O vídeo de Tales foi analisado por especialistas do ICMBio. Eles avaliaram que, se realmente fosse uma onça-parda, provavelmente seria um animal de coloração normal.

"Inicialmente, a gente até achou que pudesse ser (a onça rara), mas como era uma filmagem ao amanhecer, provavelmente era o sol batendo em uma pedra e dando a impressão de que a onça era mais clara do que realmente era, e isso confundiu os moradores", explica Valente.

Os pesquisadores dizem que, apesar de não ser comum que onças-pardas sejam avistadas por moradores, elas habitam a região de Petrópolis.

É difícil saber exatamente o tamanho da população deste tipo de onça, também conhecida como puma ou suçuarana, mas há estudos que apontam que no Brasil há cerca de 4 mil – sendo que mil somente na Mata Atlântica.

O ICMBio diz em nota à BBC News Brasil que quem avistar uma onça deve evitar tirar fotos ou se aproximar do animal.

"Também não é recomendado atacar, perseguir ou ameaçar, tendo em vista que mesmo grandes predadores só atacam quando são provocados ou se estão com filhotes."

A onça-parda, encontrada do Canadá ao extremo sul do continente sul-americano, é uma espécie quase ameaçada de extinção.
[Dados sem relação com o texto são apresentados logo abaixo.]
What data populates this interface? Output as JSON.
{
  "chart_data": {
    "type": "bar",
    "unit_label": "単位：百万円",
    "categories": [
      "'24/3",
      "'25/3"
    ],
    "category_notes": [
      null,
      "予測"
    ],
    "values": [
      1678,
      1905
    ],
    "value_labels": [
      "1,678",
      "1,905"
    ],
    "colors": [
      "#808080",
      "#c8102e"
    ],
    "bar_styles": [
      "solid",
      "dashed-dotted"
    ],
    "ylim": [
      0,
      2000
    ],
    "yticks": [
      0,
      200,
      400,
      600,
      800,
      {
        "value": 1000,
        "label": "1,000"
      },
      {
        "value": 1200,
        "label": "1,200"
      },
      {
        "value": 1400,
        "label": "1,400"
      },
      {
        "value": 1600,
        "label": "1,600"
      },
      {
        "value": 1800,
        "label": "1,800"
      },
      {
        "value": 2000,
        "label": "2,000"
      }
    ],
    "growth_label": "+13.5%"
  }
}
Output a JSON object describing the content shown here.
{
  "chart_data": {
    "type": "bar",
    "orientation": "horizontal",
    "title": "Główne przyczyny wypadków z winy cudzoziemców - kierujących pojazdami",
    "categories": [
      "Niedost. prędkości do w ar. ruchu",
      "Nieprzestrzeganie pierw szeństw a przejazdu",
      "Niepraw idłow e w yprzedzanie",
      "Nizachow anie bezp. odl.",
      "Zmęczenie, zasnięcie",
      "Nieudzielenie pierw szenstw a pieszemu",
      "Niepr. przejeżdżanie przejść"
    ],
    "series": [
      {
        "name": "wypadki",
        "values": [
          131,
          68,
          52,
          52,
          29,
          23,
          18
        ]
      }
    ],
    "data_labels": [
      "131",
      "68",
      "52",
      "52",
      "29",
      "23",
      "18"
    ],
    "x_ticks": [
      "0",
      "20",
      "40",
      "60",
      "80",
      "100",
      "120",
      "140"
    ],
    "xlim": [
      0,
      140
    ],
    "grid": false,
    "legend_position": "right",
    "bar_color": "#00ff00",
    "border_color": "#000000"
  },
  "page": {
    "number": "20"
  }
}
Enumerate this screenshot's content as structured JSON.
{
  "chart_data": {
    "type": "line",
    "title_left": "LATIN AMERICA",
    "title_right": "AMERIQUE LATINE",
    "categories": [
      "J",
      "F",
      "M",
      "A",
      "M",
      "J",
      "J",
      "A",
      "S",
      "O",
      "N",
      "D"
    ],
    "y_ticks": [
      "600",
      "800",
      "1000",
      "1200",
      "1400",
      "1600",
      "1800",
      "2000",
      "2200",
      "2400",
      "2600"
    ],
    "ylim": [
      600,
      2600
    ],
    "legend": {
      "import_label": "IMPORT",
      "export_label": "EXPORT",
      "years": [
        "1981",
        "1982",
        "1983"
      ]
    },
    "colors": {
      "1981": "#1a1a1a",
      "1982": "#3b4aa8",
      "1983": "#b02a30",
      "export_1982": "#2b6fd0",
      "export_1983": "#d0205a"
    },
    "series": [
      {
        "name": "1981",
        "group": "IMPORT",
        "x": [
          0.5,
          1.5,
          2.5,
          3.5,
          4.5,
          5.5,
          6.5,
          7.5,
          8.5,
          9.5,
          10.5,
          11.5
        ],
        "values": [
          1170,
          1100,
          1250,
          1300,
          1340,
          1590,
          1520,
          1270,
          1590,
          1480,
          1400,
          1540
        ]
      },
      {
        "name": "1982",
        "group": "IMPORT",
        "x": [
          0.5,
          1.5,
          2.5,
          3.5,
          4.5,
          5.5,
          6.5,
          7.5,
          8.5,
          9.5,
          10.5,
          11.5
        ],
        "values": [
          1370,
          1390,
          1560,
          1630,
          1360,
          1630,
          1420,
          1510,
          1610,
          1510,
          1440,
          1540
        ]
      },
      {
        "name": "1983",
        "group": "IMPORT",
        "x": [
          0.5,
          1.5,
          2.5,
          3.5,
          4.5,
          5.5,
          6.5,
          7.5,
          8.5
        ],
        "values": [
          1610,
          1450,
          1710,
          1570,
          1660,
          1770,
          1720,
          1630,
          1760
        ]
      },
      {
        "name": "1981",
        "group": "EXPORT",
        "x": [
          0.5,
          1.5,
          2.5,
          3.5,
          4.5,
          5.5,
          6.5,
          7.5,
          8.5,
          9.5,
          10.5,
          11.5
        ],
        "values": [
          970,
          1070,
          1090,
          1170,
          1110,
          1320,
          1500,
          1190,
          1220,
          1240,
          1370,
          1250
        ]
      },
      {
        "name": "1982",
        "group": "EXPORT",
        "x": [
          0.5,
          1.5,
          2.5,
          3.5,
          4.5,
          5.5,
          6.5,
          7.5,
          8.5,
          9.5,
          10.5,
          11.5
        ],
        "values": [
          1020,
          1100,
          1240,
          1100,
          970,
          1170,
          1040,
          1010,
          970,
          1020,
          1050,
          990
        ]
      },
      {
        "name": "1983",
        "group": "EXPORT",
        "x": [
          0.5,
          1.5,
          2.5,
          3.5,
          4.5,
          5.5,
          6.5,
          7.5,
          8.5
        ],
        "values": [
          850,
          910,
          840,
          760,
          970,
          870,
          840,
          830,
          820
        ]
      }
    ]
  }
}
A expansão da agropecuária e da exploração de madeira, além do aumento das queimadas, são alguns dos fatores que levam a isso.

Os estudiosos acreditam que há grande possibilidade de que a onça-parda branca nunca seja vista novamente.

Eles apontam, por exemplo, que o animal já pode ter morrido "considerando o ciclo de vida de uma onça-parda, que é de 12 a 15 anos", diz Valente.

"Vai ser quase impossível registrar esse animal novamente, por ser algo raro. Pode ser que passem 50 ou 100 anos sem surgir uma outra onça-parda branca", diz o biólogo Lucas Gonçalves.

"Mas, por ter existido em algum momento um animal branco como ele, a gente sabe que isso pode aparecer de novo nessa espécie", acrescenta Gonçalves.